In response to the criticisms, the Association of Clinical Researchers and Educators was formed in 2008. Part of ACRE’s mission, according to a statement on its Web site, is to educate professionals and policymakers on the value of the collaborative relationship between industry and researchers.

In addition, ACRE aims to provide a forum for like-minded physicians and industry partners to discuss and debate the relationship. The long-term practical goals of the group are to change policies designed to curtail collaboration between industry and physicians, educators and researchers, while continuing to promote ethical behavior in the collaborations and to ultimately enhance patient care.

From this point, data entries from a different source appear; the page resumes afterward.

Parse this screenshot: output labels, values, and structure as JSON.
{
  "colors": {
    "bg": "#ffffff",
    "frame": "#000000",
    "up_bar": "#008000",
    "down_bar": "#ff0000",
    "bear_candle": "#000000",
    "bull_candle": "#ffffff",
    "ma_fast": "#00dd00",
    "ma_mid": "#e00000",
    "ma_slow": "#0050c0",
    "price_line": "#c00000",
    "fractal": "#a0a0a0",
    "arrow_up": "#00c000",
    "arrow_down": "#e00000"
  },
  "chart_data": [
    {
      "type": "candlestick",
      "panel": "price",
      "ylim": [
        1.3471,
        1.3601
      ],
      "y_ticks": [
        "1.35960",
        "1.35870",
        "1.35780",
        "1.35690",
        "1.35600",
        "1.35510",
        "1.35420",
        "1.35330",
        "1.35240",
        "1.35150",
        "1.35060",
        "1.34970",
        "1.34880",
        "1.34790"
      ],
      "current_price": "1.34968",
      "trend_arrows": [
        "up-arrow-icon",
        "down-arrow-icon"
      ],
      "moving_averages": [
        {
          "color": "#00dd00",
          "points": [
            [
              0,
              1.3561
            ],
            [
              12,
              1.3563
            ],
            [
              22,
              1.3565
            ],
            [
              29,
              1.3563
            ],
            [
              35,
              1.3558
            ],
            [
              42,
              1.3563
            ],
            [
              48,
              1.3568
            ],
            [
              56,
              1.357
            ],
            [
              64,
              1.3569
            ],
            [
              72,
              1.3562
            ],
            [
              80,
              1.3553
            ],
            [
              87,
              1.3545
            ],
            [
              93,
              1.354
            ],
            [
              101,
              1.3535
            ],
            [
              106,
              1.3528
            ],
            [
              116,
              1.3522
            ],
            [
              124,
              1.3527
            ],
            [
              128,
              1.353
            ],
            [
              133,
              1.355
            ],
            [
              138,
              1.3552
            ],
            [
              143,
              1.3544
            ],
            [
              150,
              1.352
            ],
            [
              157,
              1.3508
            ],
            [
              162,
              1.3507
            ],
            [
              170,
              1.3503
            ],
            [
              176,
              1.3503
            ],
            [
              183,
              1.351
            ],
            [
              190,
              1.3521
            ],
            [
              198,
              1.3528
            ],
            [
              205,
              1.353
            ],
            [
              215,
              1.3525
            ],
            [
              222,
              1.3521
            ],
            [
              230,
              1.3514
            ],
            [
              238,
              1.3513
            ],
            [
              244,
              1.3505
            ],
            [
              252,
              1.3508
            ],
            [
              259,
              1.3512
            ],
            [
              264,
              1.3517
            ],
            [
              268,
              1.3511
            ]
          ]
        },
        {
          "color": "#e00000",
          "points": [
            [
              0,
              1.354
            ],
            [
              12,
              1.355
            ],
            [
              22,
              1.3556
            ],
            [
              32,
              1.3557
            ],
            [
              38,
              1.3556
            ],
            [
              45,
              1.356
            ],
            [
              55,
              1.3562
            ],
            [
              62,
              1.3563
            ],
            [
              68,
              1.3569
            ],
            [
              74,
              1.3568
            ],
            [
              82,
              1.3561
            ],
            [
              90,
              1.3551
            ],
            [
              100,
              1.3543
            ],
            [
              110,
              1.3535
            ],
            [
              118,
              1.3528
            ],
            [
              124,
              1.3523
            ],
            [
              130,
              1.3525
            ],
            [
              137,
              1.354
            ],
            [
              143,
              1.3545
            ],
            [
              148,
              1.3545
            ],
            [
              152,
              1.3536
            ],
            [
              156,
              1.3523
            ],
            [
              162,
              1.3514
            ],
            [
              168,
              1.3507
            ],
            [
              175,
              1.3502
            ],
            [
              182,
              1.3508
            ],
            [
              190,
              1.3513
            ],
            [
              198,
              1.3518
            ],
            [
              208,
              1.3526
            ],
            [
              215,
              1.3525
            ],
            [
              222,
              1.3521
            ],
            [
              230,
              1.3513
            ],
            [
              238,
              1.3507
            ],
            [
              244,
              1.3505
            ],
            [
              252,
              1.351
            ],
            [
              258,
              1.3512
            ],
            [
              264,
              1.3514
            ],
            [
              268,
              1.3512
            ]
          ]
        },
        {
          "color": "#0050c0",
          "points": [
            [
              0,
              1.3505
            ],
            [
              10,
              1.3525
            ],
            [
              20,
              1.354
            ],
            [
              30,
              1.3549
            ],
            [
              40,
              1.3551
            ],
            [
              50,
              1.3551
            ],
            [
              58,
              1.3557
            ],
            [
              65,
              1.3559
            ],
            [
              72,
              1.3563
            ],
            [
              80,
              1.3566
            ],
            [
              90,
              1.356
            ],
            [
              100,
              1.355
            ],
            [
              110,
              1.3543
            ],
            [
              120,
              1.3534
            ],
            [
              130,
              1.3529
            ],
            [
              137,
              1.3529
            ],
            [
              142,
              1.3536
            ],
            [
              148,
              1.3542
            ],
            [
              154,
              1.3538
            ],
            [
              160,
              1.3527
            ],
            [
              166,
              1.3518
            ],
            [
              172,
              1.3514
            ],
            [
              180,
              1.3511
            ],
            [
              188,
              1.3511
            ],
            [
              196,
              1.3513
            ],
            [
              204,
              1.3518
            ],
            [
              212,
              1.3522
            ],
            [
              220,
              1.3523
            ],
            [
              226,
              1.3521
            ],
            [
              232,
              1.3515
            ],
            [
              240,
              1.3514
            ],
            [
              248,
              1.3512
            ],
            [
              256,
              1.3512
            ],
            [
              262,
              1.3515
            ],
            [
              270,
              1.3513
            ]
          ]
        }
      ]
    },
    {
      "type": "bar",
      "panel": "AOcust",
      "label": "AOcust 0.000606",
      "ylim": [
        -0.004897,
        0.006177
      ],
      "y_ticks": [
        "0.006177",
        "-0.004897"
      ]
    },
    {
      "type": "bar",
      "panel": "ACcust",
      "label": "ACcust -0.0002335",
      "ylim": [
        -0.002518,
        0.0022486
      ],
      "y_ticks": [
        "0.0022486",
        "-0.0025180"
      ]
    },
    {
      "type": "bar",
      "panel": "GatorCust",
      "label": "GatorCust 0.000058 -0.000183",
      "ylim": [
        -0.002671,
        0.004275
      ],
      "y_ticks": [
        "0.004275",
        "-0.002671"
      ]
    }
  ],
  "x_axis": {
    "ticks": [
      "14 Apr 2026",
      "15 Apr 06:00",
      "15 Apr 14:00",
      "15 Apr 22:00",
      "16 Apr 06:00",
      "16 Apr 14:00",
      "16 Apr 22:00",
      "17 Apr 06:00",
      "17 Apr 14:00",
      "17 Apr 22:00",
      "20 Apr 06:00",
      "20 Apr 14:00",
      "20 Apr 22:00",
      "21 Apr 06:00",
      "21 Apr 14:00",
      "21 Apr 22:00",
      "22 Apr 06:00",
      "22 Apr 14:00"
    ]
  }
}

“The goals of ACRE are really to highlight the value of collaboration between health care professionals and industry, as well as to provide education for health care professionals and patient advocates to empower them to reject this framing bias and fight those policies that undermine productive collaboration,” Kimmelstiel said. “The long-term goals are to promote efficient patient care and efficient, effective collaboration in the pursuit of innovation that is based on good science. Most importantly, perhaps, it is to help train our current and next generation of physicians so that they can promote true excellence in medical education and innovation.” – by Eric Raible

Editor’s Note: This story was originally published in IDC’s sister publication, Cardiology Today.

For more information:

  • Blum J. JAMA. 2009;302:2230-2234.
  • Wazana A. JAMA. 2000;283:373-380.